Either way, this is part of a number of ousters at the White House after the midterm elections, and what it might mean is disconcerting. Browner had pushed for more regulations of fuel emissions for cars and greenhouse-gas emissions, and in the absence of comprehensive climate legislation, regulations are the only way the administration can work to curb emissions. Given that Obama has recently promised to review regulations and strike a balanced, free-market approach, it's unclear whether he will take a strong regulatory approach on climate issues.
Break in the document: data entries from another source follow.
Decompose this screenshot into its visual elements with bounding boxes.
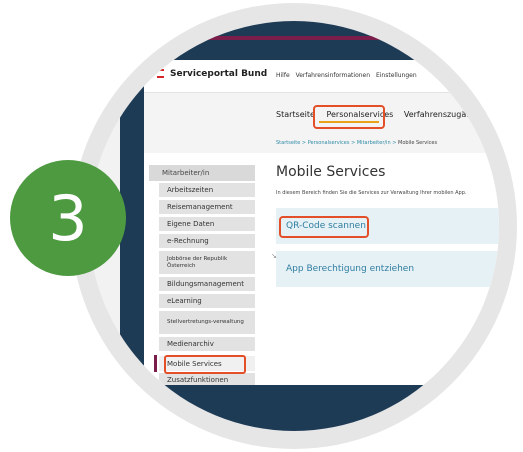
topnav-procedure-info-link[interactable]: Verfahrensinformationen: [296, 72, 370, 79]
tab-startseite[interactable]: Startseite: [276, 110, 315, 119]
page-description: In diesem Bereich finden Sie die Service…: [276, 190, 467, 196]
page-title: Mobile Services: [276, 164, 386, 180]
breadcrumb-personalservices[interactable]: Personalservices: [308, 140, 350, 146]
brand-logo[interactable]: Serviceportal Bund: [157, 69, 267, 79]
bottom-frame: [130, 385, 499, 431]
sidebar-item-e-rechnung[interactable]: e-Rechnung: [159, 234, 255, 248]
sidebar-item-stellvertretungsverwaltung[interactable]: Stellvertretungs-verwaltung: [159, 311, 255, 334]
sidebar-title: Mitarbeiter/in: [149, 165, 255, 181]
portal-screen: Serviceportal Bund Hilfe Verfahrensinfor…: [89, 21, 499, 431]
step-number-badge: 3: [10, 160, 126, 276]
sidebar-item-jobboerse[interactable]: Jobbörse der Republik Österreich: [159, 251, 255, 274]
austria-flag-icon: [157, 69, 164, 78]
breadcrumb-startseite[interactable]: Startseite: [276, 140, 300, 146]
sidebar-item-bildungsmanagement[interactable]: Bildungsmanagement: [159, 277, 255, 291]
active-sidebar-highlight: [164, 355, 246, 374]
breadcrumb-mitarbeiter[interactable]: Mitarbeiter/in: [357, 140, 391, 146]
magnifier-lens: Serviceportal Bund Hilfe Verfahrensinfor…: [89, 21, 499, 431]
top-navigation: Hilfe Verfahrensinformationen Einstellun…: [276, 72, 421, 79]
qr-code-highlight: [279, 216, 369, 238]
mouse-cursor-icon: ↘: [271, 252, 277, 260]
top-accent-band: [130, 36, 499, 40]
active-tab-highlight: [313, 105, 385, 129]
topnav-settings-link[interactable]: Einstellungen: [376, 72, 417, 79]
sidebar-item-eigene-daten[interactable]: Eigene Daten: [159, 217, 255, 231]
sidebar-item-medienarchiv[interactable]: Medienarchiv: [159, 337, 255, 351]
sidebar-item-arbeitszeiten[interactable]: Arbeitszeiten: [159, 183, 255, 197]
breadcrumb-current: Mobile Services: [398, 140, 438, 146]
sidebar-item-elearning[interactable]: eLearning: [159, 294, 255, 308]
topnav-help-link[interactable]: Hilfe: [276, 72, 290, 79]
breadcrumb: Startseite > Personalservices > Mitarbei…: [276, 140, 438, 146]
top-frame: [130, 21, 499, 60]
tab-verfahrenszugaenge[interactable]: Verfahrenszugänge: [404, 110, 481, 119]
active-sidebar-marker: [154, 355, 157, 372]
brand-name: Serviceportal Bund: [170, 69, 268, 79]
sidebar-item-reisemanagement[interactable]: Reisemanagement: [159, 200, 255, 214]
revoke-app-permission-link[interactable]: App Berechtigung entziehen: [286, 264, 414, 274]
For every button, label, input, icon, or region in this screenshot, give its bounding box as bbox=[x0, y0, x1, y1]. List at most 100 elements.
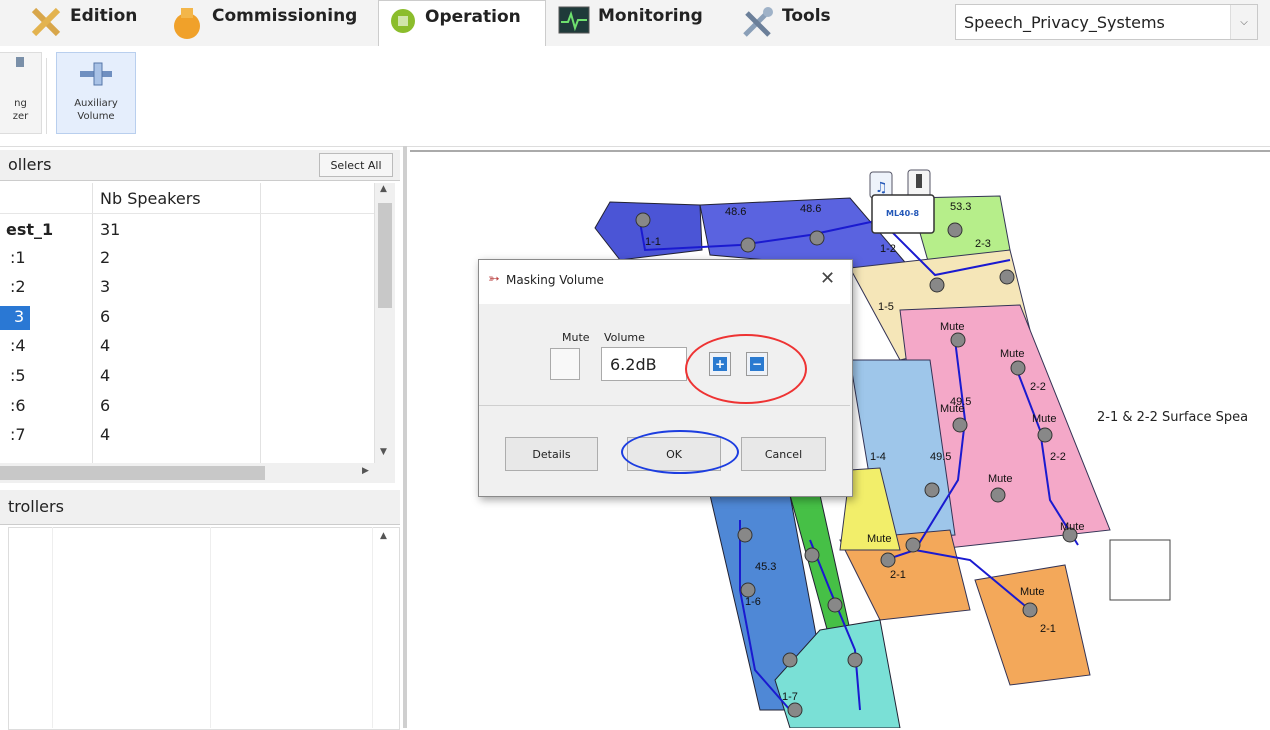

In all this, it's hard to find the Obama who, as a candidate, excited environmentalists by saying, “My presidency will mark a new chapter in America's leadership on climate change that will strengthen our security and create millions of new jobs in the process." It also punches a hole in his efforts, and the efforts of groups like the Blue/Green Alliance, to fight the image of climate-change legislation as a job killer and, instead, portray it as a job creator. An official told NPR that Browner was pleased with the message Obama will send on the environment in tonight's State of the Union. We just have to see whether we're pleased, too.